529 participants could detect deepfake speech 73% of the time in English and Mandarin.
In a new University College London study, researchers found that humans can detect deepfake speech 73% of the time in English and Mandarin. The researchers used a text-to-speech algorithm to generate 50 deepfake samples of voice in each language and played them to 529 participants.
27% of the time, people could not tell apart a deepfake from a real voice. Most notably, efforts to improve the figure yielded little to no results. For example, listing to shorter clips and listening to the clips several times had no change while telling participants about recognizing deepfake voice only improved the score by 3.84%.
This is alarming because it foretells a future where realistic deepfake voices can be used to change public opinion and do harm. Not to mention that this gives phone scammers a new way to sound more realistic.
The study is titled “Warning: Humans cannot reliably detect speech deepfakes” (PLOS ONE | PubMed | arXiv).

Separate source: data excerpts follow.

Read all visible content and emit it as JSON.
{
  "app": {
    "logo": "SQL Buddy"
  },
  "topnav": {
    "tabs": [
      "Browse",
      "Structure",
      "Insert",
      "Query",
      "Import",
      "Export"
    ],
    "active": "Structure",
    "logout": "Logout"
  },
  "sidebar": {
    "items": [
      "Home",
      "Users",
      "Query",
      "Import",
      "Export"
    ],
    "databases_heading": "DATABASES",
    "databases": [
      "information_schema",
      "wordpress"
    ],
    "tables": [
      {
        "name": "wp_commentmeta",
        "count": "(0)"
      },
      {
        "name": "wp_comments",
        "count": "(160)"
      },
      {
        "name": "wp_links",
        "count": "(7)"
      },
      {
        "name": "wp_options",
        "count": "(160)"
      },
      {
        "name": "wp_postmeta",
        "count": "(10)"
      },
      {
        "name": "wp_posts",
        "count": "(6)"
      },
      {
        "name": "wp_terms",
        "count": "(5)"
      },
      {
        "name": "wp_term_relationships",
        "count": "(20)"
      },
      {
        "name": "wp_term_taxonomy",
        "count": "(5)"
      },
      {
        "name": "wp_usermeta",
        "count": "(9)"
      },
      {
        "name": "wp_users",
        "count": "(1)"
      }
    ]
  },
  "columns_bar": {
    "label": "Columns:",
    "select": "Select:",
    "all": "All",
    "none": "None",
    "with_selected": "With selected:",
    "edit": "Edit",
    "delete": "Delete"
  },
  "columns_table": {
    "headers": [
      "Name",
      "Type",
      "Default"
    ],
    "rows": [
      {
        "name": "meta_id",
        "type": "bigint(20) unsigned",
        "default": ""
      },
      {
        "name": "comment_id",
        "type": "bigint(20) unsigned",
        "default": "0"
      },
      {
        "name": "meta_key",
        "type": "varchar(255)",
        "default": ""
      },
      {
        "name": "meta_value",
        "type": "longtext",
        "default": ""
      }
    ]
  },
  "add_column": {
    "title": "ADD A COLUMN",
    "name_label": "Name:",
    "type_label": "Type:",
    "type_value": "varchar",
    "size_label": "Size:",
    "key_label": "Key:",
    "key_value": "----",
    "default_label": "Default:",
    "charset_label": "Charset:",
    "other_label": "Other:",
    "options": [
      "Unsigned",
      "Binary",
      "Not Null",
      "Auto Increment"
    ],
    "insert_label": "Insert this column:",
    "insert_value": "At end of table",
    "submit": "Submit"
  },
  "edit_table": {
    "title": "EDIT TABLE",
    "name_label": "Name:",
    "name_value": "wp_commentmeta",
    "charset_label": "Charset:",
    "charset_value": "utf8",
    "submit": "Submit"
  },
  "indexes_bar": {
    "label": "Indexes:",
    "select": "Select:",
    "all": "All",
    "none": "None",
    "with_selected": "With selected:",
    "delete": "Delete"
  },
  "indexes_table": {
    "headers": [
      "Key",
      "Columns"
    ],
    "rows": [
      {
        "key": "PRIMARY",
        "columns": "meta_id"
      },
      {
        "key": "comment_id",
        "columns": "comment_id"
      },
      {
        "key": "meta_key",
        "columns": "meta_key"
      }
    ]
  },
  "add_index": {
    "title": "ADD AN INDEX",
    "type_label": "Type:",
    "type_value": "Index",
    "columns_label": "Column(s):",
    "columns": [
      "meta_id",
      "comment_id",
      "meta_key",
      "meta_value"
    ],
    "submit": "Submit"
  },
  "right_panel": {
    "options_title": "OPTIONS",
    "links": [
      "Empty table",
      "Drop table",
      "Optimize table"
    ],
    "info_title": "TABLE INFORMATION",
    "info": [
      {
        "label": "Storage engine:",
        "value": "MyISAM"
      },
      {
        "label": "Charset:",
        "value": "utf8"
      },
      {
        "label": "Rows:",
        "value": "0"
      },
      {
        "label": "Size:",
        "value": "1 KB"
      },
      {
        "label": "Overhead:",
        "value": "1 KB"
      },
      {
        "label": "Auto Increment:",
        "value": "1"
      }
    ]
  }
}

Humans can detect speech deepfakes, but not consistently. They tend to rely on naturalness to identify deepfakes regardless of language. As speech synthesis algorithms improve and become more natural, it will become more difficult for humans to catch speech deepfakes.

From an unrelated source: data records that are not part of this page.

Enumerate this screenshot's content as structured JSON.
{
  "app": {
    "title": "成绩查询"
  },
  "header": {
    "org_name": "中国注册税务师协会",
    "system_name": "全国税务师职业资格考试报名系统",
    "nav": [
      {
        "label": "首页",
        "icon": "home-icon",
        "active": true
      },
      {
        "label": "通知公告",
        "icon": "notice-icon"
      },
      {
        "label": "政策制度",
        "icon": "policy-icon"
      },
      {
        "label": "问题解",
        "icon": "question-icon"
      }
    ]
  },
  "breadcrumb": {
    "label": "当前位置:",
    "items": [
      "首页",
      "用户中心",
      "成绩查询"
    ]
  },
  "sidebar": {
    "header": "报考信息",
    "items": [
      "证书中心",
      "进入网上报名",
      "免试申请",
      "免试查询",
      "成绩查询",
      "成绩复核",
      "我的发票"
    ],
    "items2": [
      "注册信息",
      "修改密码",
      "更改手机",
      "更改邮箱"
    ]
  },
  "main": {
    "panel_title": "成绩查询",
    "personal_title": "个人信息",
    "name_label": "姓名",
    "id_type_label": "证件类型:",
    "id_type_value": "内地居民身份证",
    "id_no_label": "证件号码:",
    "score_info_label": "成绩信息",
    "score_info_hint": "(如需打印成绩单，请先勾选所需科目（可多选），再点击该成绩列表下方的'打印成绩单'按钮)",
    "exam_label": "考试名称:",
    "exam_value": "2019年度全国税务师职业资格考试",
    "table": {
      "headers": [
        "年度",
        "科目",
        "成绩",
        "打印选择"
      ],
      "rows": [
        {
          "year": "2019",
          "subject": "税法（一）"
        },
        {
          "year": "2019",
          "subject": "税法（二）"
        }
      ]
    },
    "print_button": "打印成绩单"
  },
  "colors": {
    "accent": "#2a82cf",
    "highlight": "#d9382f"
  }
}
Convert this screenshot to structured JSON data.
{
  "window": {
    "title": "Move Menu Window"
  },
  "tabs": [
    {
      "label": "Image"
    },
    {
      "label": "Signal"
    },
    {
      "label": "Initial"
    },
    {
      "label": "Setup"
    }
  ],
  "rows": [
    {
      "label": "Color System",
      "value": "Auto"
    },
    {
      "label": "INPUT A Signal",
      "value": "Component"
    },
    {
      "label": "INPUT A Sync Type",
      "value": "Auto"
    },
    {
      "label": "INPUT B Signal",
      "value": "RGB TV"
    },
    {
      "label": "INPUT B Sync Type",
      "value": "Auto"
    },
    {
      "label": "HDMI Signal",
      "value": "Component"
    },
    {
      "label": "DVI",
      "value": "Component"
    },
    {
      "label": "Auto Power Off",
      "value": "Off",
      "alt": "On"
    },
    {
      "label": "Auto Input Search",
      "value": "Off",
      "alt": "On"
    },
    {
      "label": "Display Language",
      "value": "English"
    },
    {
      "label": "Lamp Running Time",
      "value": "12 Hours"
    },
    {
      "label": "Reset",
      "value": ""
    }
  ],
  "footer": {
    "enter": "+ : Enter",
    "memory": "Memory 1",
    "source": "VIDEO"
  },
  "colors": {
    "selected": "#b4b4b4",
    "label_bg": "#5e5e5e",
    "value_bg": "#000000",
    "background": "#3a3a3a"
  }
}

Kimberly T. Mai, Sergi D. Bray, Toby Davies, Lewis D. Griffin—Peer-reviewed research paper, Public Library of Science
Additional findings:
- Pauses, tones, and other features were used by some people to classify utterances better.
- Humans generally classify based on “naturalness” and “robotic” qualities.
- The crowd performance was on par with the performance of automated deepfake detectors and was more reliable.